Although this cohort of tests was only conducted on a small scale, there were still overlapping current values of EGFR wild type and mutation type at exon 21 L858R in plasma, which may have led to false‐positive results. Previous studies have demonstrated a similar phenomenon at L858R with an unclear threshold between wild type and mutation type.22 A large prospective study will be conducted to determine the adequate and optimal estimate of a threshold to decide the balance between false positive and false negative rates.

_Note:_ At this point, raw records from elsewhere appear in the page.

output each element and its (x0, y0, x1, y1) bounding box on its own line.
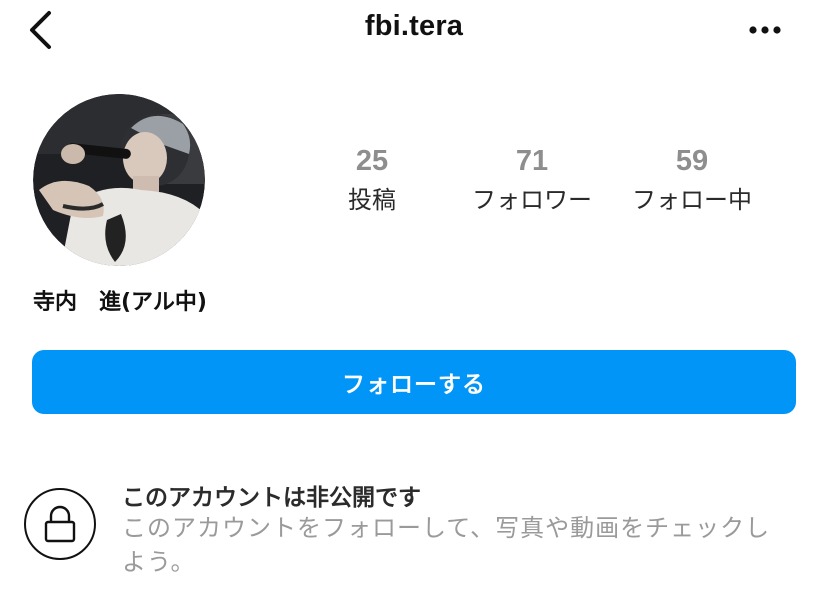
following-count: 59 (675, 145, 709, 177)
page-title: fbi.tera (364, 10, 464, 42)
followers-label: フォロワー (472, 186, 592, 214)
stat-posts[interactable]: 25 投稿 (322, 144, 422, 218)
followers-count: 71 (515, 145, 549, 177)
ellipsis-horizontal-icon (749, 26, 781, 34)
more-options-button[interactable] (742, 12, 788, 48)
profile-screen: fbi.tera 25 投稿 71 フォロワー 59 フォロー中 寺内 進(アル… (0, 0, 828, 616)
follow-button[interactable]: フォローする (32, 350, 796, 414)
posts-label: 投稿 (348, 186, 396, 214)
avatar[interactable] (33, 94, 205, 266)
follow-button-label: フォローする (342, 372, 486, 398)
stat-following[interactable]: 59 フォロー中 (612, 144, 772, 218)
following-label: フォロー中 (632, 186, 752, 214)
top-bar: fbi.tera (0, 0, 828, 60)
stat-followers[interactable]: 71 フォロワー (452, 144, 612, 218)
lock-icon (44, 505, 76, 543)
posts-count: 25 (355, 145, 389, 177)
lock-badge (24, 488, 96, 560)
display-name: 寺内 進(アル中) (33, 290, 207, 315)
private-account-title: このアカウントは非公開です (122, 485, 421, 511)
private-account-description: このアカウントをフォローして、写真や動画をチェックしよう。 (122, 514, 771, 576)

Electric field‐induced release and measurement can detect EGFR mutations in liquid biopsy from NSCLC patients, but at present this work has mainly focused on EGFR L858R and exon 19 del mutations. Because the second T790M EGFR mutation accounts for half of the TKI‐resistant cases, monitoring the T790M mutation would be useful to estimate EGFR‐TKI resistance. Therefore, development of a new probe designed for EFIRM based on T790M mutation is necessary, and this approach, as with other liquid biopsy‐based EGFR mutation assays (such as circulating tumor cells or cell‐free circulating tumor DNA), might be a valid noninvasive alternative to biopsy, as well as a better tailoring of individualized precision therapy by monitoring the response to treatment in NSCLC patients.

In conclusion, our results provide evidence that EFIRM detection of EGFR mutation in the saliva of patients with lung cancer is accurate, non‐invasive, and rapid.

Disclosure

David Wong is a co‐founder of RNAmeTRIX Inc., a molecular diagnostic company. He holds equity in RNAmeTRIX, and serves as a company Director and Scientific Advisor. The University of California also holds equity in RNAmeTRIX. Intellectual property invented by David Wong and patented by the University of California has been licensed to RNAmeTRIX.